In 1764, Long Crendon Manor and its farm, then known as Lovedens after a 14th-century owner, was sold by Lord Abingdon, together with the manors of Notley Abbey and the St Christopher Chantry, to the Duke of Marlborough, after which Crendon became the Duke’s demesne farm. According to a letter from E. C. Hohler, dated June 1977 and held in the Buckinghamshire archives, his father bought ‘the house and half a dozen fields round it’ in 1917.
After the First World War, ownership of the estate fell to Holder’s mother, Laline Hohler (later Laline Barry), the daughter of Lady De L’Isle of Dudley and Penshurst, who commissioned the then little-known young architect Philip Tilden to carry out the restoration of Long Crendon Manor between 1918 and 1922.
It was a mammoth undertaking and, in a letter, her son recalls that ‘in the course of the restoration a lot of old timber from Crendon windmill was bought and reused… The two embattled beams and the front of the “minstrels gallery” (added by Tilden) come from a house in Kent… The stone fireplace with carved quatrefoils on the east side of the new stack come from Chipping Norton or somewhere near.

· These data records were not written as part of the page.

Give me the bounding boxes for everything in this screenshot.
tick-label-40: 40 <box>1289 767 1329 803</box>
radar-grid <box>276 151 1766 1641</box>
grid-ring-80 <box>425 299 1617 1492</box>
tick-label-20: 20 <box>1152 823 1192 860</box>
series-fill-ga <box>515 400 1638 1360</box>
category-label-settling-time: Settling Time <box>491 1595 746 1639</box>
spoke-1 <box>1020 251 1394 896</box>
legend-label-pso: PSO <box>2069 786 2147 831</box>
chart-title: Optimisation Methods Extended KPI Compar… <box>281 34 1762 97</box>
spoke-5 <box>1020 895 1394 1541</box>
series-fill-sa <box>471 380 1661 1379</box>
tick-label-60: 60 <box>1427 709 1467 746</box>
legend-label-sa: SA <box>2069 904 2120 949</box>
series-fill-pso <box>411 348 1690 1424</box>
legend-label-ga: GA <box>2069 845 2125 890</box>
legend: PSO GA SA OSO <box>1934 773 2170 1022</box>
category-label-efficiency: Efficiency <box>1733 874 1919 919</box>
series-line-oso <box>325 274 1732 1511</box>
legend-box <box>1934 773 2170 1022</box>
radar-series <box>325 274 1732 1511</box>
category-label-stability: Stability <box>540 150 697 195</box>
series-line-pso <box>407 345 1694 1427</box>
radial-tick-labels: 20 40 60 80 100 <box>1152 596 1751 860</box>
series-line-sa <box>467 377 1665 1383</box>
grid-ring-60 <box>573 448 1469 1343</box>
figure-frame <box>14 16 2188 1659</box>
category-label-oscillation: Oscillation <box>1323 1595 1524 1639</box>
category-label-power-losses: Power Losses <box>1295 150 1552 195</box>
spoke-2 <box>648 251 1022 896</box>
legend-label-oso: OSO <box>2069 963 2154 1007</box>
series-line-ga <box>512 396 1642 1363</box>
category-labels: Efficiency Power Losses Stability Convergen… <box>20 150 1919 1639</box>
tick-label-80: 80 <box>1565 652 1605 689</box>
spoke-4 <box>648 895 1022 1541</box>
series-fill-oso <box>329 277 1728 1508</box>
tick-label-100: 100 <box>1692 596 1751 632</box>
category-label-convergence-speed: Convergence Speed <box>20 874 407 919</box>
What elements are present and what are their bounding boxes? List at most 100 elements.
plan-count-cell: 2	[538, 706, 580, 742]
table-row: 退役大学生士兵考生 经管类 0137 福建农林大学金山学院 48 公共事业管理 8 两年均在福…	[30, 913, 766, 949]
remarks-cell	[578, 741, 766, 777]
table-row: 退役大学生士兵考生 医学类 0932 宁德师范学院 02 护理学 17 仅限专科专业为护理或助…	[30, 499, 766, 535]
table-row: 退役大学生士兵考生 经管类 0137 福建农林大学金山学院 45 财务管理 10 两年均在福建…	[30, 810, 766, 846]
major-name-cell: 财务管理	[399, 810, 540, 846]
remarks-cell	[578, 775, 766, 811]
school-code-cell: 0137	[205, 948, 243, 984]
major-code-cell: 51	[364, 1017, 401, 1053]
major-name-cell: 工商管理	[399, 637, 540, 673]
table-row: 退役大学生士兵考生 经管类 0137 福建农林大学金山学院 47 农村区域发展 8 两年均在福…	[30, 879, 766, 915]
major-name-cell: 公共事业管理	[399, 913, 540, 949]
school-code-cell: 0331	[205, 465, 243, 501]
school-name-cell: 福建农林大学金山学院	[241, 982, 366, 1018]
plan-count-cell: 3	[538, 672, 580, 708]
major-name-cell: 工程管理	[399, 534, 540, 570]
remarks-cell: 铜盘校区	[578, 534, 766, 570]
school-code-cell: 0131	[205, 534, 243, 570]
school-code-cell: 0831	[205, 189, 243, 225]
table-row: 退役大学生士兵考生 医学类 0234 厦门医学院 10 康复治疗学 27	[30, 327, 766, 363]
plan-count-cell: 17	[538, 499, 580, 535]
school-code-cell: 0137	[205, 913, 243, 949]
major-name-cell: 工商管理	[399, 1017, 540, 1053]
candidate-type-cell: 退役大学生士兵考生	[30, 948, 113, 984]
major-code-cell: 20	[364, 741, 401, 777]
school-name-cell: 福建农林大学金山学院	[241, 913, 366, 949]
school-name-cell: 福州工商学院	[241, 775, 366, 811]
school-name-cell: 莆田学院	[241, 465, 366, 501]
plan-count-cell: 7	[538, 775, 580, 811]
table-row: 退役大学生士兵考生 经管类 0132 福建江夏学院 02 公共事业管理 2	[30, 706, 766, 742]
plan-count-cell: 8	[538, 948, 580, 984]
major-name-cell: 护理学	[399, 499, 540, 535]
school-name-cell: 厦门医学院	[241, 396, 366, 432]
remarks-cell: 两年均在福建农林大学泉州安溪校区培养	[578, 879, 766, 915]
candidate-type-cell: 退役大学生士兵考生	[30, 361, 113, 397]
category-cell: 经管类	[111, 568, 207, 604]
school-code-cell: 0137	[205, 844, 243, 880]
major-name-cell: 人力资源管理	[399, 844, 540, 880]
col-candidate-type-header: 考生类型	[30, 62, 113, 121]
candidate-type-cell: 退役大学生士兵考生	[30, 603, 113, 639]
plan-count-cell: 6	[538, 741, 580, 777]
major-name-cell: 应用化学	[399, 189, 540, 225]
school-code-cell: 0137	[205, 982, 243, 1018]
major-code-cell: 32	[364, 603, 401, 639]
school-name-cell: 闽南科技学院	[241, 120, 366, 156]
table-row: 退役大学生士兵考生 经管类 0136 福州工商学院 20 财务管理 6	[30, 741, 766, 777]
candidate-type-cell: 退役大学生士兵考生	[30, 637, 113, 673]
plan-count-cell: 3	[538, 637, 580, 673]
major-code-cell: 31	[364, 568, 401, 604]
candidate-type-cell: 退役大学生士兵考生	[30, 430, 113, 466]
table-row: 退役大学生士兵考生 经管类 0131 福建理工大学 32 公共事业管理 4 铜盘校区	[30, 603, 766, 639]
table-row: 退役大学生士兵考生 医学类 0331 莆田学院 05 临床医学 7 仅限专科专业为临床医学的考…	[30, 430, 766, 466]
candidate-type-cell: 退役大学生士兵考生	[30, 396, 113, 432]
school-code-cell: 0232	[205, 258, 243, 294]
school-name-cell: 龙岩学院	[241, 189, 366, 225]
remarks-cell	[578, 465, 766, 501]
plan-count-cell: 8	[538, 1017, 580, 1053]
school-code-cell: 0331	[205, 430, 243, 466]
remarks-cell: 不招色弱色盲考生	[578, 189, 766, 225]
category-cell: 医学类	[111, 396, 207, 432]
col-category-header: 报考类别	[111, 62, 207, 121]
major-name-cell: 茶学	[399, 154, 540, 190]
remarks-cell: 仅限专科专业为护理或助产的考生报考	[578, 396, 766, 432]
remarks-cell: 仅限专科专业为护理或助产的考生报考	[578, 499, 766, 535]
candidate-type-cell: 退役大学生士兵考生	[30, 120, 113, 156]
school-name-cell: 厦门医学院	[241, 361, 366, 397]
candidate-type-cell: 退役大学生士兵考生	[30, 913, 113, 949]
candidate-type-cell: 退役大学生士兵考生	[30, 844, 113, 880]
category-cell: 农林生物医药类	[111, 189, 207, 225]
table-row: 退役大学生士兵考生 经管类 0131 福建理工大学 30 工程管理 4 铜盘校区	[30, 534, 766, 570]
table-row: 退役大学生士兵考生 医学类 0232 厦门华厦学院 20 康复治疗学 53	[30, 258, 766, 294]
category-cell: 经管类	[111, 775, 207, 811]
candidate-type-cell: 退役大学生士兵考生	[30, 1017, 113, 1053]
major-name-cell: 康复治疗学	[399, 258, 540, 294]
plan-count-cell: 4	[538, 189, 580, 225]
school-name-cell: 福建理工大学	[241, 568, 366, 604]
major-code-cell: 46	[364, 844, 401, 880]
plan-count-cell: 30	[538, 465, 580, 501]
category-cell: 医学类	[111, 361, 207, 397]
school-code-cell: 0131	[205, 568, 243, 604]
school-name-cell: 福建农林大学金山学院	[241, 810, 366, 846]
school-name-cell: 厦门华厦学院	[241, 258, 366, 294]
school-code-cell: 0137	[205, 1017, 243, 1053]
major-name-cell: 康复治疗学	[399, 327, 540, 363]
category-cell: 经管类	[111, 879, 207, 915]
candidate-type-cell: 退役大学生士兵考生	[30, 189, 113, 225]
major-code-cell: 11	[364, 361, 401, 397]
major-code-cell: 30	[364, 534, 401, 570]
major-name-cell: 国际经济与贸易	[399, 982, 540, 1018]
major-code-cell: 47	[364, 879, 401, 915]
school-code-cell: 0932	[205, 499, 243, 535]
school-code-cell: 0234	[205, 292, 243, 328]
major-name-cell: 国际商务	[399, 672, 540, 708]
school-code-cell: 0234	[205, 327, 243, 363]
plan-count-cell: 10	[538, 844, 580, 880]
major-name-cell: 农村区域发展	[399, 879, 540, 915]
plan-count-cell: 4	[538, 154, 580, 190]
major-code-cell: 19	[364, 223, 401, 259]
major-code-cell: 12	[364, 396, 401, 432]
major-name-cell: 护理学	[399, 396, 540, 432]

But the “Screens” are not entirely wrong, one of the arch-pieces for a door in them is original, and the slots for all four arch-pieces are in the posts’.
He continues: ‘The Gatehouse is problematic. I think it is 17th century, more or less romantic and built of bits from Notley… But one jamb springer of the little door at the S. E. corner is old (13th–14th century) and was in situ: Tilden completed the arch.’ Approached by its ancient archway, Long Crendon Manor wraps three sides around its central courtyard and is, overall, a striking example of medieval architecture. As its current owners point out, ‘later additions, in subsequent centuries, only add to its intriguing and beguiling history’. And beguiling it surely is.
In all, the main house offers some 13,500sq ft of living space on two floors, including, on the ground floor, the impressive Great Hall with its stone-flagged floor, vaulted ceiling, huge medieval fireplace and minstrels’ gallery; a beautifully proportioned drawing room with oak-panelled walls and a large stone fireplace; a large dining room with a cobalt-blue ceiling and pink-silk-covered shutters; and a welcoming library containing a fine example of linen-press panelling around the fireplace, with a painted frieze detail.
From the drawing room, a staircase leads to Laline’s Room, which has oak floorboards, large oak trusses and a fireplace with a large wood-burning stove, plus steps leading up to an en-suite bathroom; Col Barry’s bedroom and dressing room are accessed via both staircases, with a shower room off and a sunken bath. A staircase from the Great Hall leads to two further bedroom suites, four further bedrooms (one with a bathroom en suite), a family bathroom and a large games/snooker room. At the end of the corridor, a galleried landing leads to the atmospheric Tower Bedroom that sits over the main entrance arch.
The beautifully maintained gardens and grounds provide a wonderfully theatrical backdrop to Long Crendon Manor. A picturesque, thatched summer house offers views of the valley beyond. A winter house, complete with fireplace, is discreetly tucked away and a maze, with a charming fountain at its centre, a library walk, a croquet lawn, an ancient mulberry tree and a creeper-covered gazebo all add to the enchantment.